Unravelling of novel pathomechanisms for bone and cartilage diseases

Prof. Dr. Brunhilde Wirth

Institute of Human Genetics
Faculty of Medicine, University of Cologne
Kerpener Str. 34, 50931 Cologne

 

PD Dr. Anja Niehoff

Cologne Center for Musculoskeletal Biomechanics (CCMB)
Faculty of Medicine, University of Cologne
Joseph-Stelzmann-Str. 9, 50931 Cologne

Institute of Biomechanics and Orthopaedics
German Sport University Cologne
Am Sportpark Müngersdorf 6, 50933 Cologne

Summary

The extracellular matrix (ECM) is connected via cell surface integrins to the actin cytoskeleton of the cell. Thereby, crucial chemical and mechanical signals for tissue morphogenesis, differentiation and homeostasis are transmitted. Plastin 3 (PLS3) is a ubiquitously present actin-binding and -bundling protein that regulates the dynamics of the actin cytoskeleton. Variants in PLS3 cause osteoporosis with fractures and PLS3 overexpression (OE) is a female protective modifier of spinal muscular atrophy (SMA).

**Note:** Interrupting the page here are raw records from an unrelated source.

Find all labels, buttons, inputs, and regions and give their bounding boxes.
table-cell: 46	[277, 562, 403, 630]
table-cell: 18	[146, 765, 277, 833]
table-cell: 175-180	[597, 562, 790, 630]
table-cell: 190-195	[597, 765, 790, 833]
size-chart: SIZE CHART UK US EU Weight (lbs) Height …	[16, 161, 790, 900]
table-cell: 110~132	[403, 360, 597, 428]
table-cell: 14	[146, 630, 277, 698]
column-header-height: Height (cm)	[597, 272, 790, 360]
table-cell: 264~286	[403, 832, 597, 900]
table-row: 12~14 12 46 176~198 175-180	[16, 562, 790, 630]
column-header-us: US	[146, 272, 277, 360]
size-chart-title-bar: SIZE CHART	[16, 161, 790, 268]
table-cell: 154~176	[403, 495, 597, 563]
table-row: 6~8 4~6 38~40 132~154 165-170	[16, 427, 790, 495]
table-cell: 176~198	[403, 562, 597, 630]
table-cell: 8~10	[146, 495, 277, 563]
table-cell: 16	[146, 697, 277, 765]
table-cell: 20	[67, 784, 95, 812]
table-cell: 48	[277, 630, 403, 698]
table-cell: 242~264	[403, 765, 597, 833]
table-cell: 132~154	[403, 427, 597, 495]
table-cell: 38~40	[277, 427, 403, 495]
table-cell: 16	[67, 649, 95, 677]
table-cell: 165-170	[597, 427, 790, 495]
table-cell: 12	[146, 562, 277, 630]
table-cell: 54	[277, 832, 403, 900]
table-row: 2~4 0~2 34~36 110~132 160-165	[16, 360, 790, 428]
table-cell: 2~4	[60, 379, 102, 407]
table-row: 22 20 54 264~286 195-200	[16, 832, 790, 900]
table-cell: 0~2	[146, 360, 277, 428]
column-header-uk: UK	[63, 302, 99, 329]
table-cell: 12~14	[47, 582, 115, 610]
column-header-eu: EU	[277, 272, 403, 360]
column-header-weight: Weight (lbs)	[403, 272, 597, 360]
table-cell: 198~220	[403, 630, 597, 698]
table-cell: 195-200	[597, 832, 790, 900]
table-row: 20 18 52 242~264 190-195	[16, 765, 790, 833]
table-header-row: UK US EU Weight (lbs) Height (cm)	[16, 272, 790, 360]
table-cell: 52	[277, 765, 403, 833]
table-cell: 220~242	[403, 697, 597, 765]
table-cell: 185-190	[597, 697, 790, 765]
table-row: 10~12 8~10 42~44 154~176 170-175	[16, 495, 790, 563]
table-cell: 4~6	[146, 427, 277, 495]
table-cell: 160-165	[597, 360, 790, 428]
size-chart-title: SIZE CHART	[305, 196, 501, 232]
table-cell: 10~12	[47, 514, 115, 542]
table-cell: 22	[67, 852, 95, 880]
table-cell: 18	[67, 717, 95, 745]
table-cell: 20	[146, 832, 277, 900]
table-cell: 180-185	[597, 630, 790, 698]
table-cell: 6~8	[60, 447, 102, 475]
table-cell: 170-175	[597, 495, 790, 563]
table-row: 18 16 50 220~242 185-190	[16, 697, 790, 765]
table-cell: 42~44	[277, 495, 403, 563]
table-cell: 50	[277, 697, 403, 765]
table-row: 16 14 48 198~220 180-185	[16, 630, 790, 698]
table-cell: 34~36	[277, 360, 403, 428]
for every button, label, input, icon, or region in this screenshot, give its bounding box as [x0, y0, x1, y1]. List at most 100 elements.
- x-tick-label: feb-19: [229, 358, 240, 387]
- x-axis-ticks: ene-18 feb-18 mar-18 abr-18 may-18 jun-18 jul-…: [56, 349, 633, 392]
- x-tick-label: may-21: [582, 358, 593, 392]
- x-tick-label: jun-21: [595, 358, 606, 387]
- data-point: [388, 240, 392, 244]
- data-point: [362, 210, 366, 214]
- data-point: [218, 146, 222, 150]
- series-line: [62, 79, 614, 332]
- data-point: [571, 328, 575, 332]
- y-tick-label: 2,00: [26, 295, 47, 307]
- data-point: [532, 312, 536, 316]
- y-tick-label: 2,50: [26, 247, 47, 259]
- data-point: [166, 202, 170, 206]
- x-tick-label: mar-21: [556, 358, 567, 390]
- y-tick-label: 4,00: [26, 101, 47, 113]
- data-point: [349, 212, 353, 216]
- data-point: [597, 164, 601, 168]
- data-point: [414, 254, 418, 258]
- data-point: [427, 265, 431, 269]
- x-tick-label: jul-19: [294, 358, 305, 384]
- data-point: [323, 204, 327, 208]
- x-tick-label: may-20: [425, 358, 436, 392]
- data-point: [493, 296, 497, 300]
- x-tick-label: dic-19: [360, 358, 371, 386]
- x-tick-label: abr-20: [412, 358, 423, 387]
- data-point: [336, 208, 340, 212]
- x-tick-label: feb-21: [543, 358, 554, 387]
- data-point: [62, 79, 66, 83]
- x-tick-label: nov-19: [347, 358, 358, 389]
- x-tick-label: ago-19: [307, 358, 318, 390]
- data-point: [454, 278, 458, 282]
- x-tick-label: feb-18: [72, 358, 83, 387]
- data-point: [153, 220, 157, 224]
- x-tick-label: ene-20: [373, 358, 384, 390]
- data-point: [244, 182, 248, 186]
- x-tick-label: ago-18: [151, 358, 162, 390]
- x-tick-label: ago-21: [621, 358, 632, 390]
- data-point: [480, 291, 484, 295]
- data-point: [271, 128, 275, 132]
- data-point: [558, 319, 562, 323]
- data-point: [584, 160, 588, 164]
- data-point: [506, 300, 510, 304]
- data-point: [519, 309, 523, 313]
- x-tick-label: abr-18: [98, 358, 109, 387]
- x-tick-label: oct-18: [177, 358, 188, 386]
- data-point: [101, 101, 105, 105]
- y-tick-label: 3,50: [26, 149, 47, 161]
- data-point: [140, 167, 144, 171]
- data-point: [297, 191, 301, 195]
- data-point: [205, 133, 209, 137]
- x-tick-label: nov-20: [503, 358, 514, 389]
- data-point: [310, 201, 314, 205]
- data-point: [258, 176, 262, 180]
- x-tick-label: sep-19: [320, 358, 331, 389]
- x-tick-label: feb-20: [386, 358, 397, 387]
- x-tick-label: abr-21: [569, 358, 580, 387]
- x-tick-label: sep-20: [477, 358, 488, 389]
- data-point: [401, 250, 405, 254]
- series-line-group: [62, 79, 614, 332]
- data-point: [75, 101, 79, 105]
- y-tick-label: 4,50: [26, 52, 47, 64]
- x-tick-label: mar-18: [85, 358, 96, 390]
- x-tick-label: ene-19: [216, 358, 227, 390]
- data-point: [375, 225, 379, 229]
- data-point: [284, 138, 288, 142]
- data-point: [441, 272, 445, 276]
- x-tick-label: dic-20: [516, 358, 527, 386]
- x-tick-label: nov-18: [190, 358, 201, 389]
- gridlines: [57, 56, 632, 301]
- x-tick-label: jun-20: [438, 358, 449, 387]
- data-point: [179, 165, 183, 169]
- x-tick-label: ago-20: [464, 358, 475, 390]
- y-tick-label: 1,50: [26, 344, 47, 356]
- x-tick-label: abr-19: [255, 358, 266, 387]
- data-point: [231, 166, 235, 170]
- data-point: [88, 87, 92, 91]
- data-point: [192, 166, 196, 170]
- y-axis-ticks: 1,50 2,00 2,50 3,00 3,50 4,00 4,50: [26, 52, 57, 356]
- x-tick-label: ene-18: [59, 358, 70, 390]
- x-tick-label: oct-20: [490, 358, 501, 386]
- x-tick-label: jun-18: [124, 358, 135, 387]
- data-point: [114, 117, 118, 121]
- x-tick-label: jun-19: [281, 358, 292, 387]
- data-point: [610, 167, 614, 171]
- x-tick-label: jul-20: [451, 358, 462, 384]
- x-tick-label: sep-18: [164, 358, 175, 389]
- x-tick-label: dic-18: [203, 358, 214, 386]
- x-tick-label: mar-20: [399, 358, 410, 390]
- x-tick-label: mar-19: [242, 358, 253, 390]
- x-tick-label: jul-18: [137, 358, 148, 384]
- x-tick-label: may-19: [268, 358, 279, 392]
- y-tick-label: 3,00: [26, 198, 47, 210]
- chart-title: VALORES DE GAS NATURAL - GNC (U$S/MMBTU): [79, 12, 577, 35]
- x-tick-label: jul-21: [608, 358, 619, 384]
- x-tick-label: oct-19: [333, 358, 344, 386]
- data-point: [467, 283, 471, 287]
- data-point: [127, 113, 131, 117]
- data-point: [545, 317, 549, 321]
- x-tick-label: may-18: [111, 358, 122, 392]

Recently, it has been shown that PLS3 expression is associated with ECM degeneration in osteoarthritis. However, the exact function of PLS3 for ECM homeostasis in bone and cartilage is still unknown.

In our project we want to clarify the role of PLS3 in the pathogenesis of osteoporosis and osteoarthritis. To this end, we generated a conditional PLS3 OE mouse model and purchased a conditional Pls3 knockout (KO) mouse, generated by EUCOMM. Our results will be of highest relevance to develop future therapeutic approaches for these common diseases.